I was reading a recent blog post about reducing memory consumption in librsvg. In the blog post, the author explains that he took an array of unions where the variants had vastly different size, and created a much more compact representation. The article is really interesting, and the implementation reduce the memory footprint of librsvg by a significant margin in some corner cases.
In Rust, an enum
is more or less a tagged union. If you create an array of
tagged union, and the only thing you need to do is to iterate on it, this means
that you are going to waste a lot of space. First of all you can remove all the
padding inside the tagged union itself.
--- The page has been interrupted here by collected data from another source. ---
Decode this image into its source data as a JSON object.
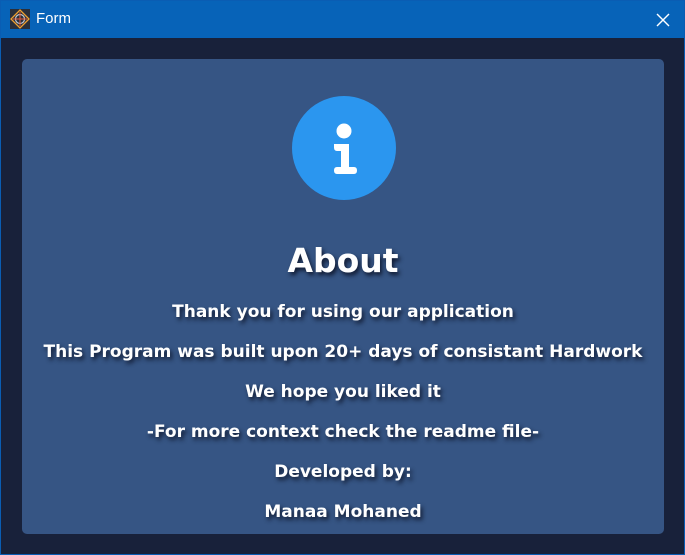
{
  "window": {
    "title": "Form",
    "app_icon": "app-logo-icon",
    "close_icon": "close-icon"
  },
  "colors": {
    "titlebar": "#0763b8",
    "frame": "#18213a",
    "panel": "#365584",
    "info_circle": "#2b96ef",
    "text": "#ffffff"
  },
  "about": {
    "icon": "info-icon",
    "heading": "About",
    "lines": [
      "Thank you for using our application",
      "This Program was built upon 20+ days of consistant Hardwork",
      "We hope you liked it",
      "-For more context check the readme file-",
      "Developed by:",
      "Manaa Mohaned"
    ]
  }
}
Furthermore, if the type of the active
variant isn’t the biggest variant, you can save some additional bytes.
The implementation of the author of the article is working, it doesn’t use any unsafe – which is a good thing – but I felt that it was quite under-engineered. The implementation worked only for a variable number of f64
(double
in C), instead of any types possible for the variant.
Coming from a C and C++ background, I know that with some clever use of memcpy
I would be able to remove all padding in the unions. So I tried write a demo in C, then re-wrote it in Rust. librsvg
is a rust library (or “crate” as rustaceans call them), so I wanted to see if that trick was possible in Rust. Rust is a language that I started being really interested more or less a year ago, but I never took the time to start any project in it. I learn a few things along the way, so I though it would be a good idea to share this experiment.
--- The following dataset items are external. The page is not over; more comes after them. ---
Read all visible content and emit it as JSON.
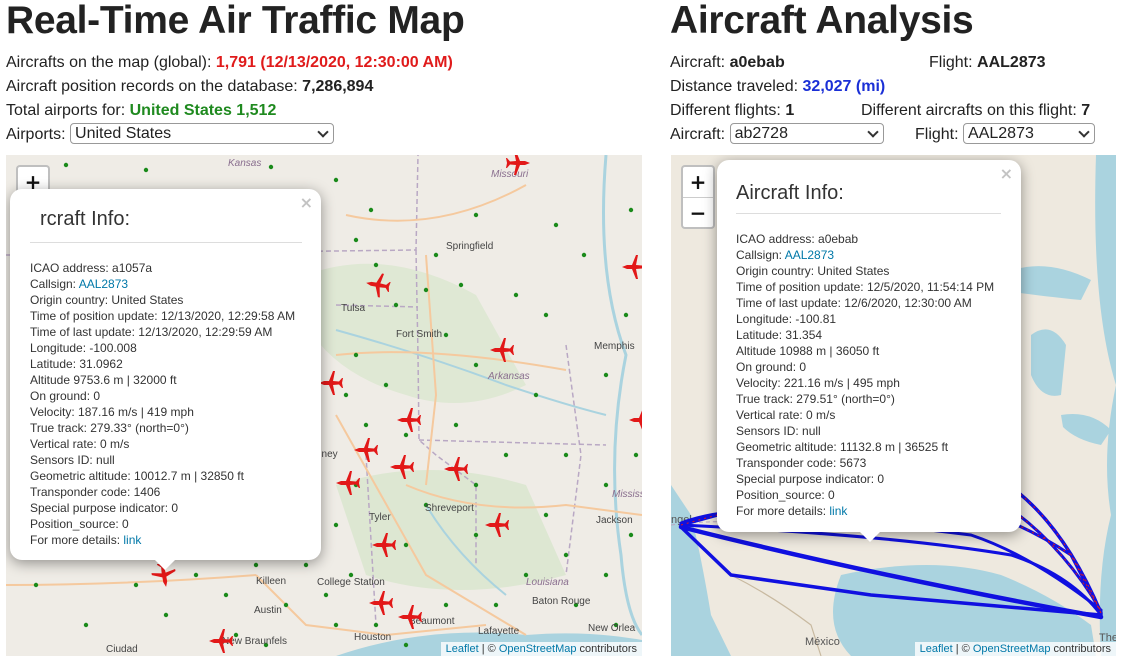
{
  "left": {
    "title": "Real-Time Air Traffic Map",
    "aircrafts_label": "Aircrafts on the map (global):",
    "aircrafts_value": "1,791 (12/13/2020, 12:30:00 AM)",
    "records_label": "Aircraft position records on the database:",
    "records_value": "7,286,894",
    "airports_total_label": "Total airports for:",
    "airports_total_value": "United States 1,512",
    "airports_select_label": "Airports:",
    "airports_select_value": "United States",
    "map": {
      "zoom_in": "+",
      "zoom_out": "−",
      "leaflet": "Leaflet",
      "attribution_sep": " | © ",
      "osm": "OpenStreetMap",
      "contributors": " contributors",
      "places": [
        "Kansas",
        "Missouri",
        "Springfield",
        "Tulsa",
        "Fort Smith",
        "Memphis",
        "Arkansas",
        "Shreveport",
        "Tyler",
        "Jackson",
        "Mississi",
        "Killeen",
        "College Station",
        "Austin",
        "New Braunfels",
        "Houston",
        "Beaumont",
        "Lafayette",
        "Baton Rouge",
        "Louisiana",
        "New Orlea",
        "Ciudad",
        "nney"
      ],
      "popup": {
        "close": "×",
        "title": "rcraft Info:",
        "lines": [
          "ICAO address: a1057a",
          "Origin country: United States",
          "Time of position update: 12/13/2020, 12:29:58 AM",
          "Time of last update: 12/13/2020, 12:29:59 AM",
          "Longitude: -100.008",
          "Latitude: 31.0962",
          "Altitude 9753.6 m | 32000 ft",
          "On ground: 0",
          "Velocity: 187.16 m/s | 419 mph",
          "True track: 279.33° (north=0°)",
          "Vertical rate: 0 m/s",
          "Sensors ID: null",
          "Geometric altitude: 10012.7 m | 32850 ft",
          "Transponder code: 1406",
          "Special purpose indicator: 0",
          "Position_source: 0"
        ],
        "callsign_label": "Callsign: ",
        "callsign_value": "AAL2873",
        "details_label": "For more details: ",
        "details_link": "link"
      }
    }
  },
  "right": {
    "title": "Aircraft Analysis",
    "aircraft_label": "Aircraft:",
    "aircraft_value": "a0ebab",
    "flight_label": "Flight:",
    "flight_value": "AAL2873",
    "distance_label": "Distance traveled:",
    "distance_value": "32,027 (mi)",
    "diff_flights_label": "Different flights:",
    "diff_flights_value": "1",
    "diff_aircrafts_label": "Different aircrafts on this flight:",
    "diff_aircrafts_value": "7",
    "aircraft_select_label": "Aircraft:",
    "aircraft_select_value": "ab2728",
    "flight_select_label": "Flight:",
    "flight_select_value": "AAL2873",
    "map": {
      "zoom_in": "+",
      "zoom_out": "−",
      "leaflet": "Leaflet",
      "attribution_sep": " | © ",
      "osm": "OpenStreetMap",
      "contributors": " contributors",
      "places": [
        "ngel",
        "México",
        "The"
      ],
      "popup": {
        "close": "×",
        "title": "Aircraft Info:",
        "lines": [
          "ICAO address: a0ebab",
          "Origin country: United States",
          "Time of position update: 12/5/2020, 11:54:14 PM",
          "Time of last update: 12/6/2020, 12:30:00 AM",
          "Longitude: -100.81",
          "Latitude: 31.354",
          "Altitude 10988 m | 36050 ft",
          "On ground: 0",
          "Velocity: 221.16 m/s | 495 mph",
          "True track: 279.51° (north=0°)",
          "Vertical rate: 0 m/s",
          "Sensors ID: null",
          "Geometric altitude: 11132.8 m | 36525 ft",
          "Transponder code: 5673",
          "Special purpose indicator: 0",
          "Position_source: 0"
        ],
        "callsign_label": "Callsign: ",
        "callsign_value": "AAL2873",
        "details_label": "For more details: ",
        "details_link": "link"
      }
    }
  },
  "colors": {
    "aircraft": "#e21818",
    "airport": "#1a8a1a",
    "track": "#1010e0",
    "link": "#0078a8"
  }
}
Version 1: in C using tagged union
The goal is to take an array of unions, make it somehow more compact, and them being able to retrieve the unions in the same order.
The first thing we need is an union, with fields of different sizes to demonstrate the whole transformation.
// An union with 3 variants.
typedef union {
char array[7]; // 7 bytes
float f; // 4 bytes
struct {char x; char y;} pair; // 2 bytes
} Union;
C is a statically typed language, so it need to allocate (on the stack) enough
space for any variant in an Union
. This is why the size of Union
is the size
of the biggest variant, even if the active variant doesn’t need that much space.
The processor can access the data in memory only if it is correctly aligned. To make it more efficient, the compiler add some padding to correctly align the memory. This is usually useful, but in our case, where memory is more important than speed, this is not what we want.
The size of the union is the size of the biggest variant, which is 7 bytes, plus some architecture-dependent padding, for a total of 7 + 1 = 8 bytes on my machine.
In rust, an enum
is a tagged union, so let’s create one manually in C from our
union.
// A tagged union
typedef struct {
unsigned char discriminant; // 1 byte
// architecture-dependent padding
Union data; // 8 bytes
} TaggedUnion;
The discriminant can be encoded with a single byte since there is only 3 variants. Unfortunately there is 3 bytes of padding between the discriminant and the data. The total size is the size of the discriminant + the padding + the size of the data, for a total of 1 + 3 + 8 = 12 bytes
In the article, the author space optimized an array of tagged union. It was a dynamically allocated array, but for simplicity, we are going to use a statically allocated array.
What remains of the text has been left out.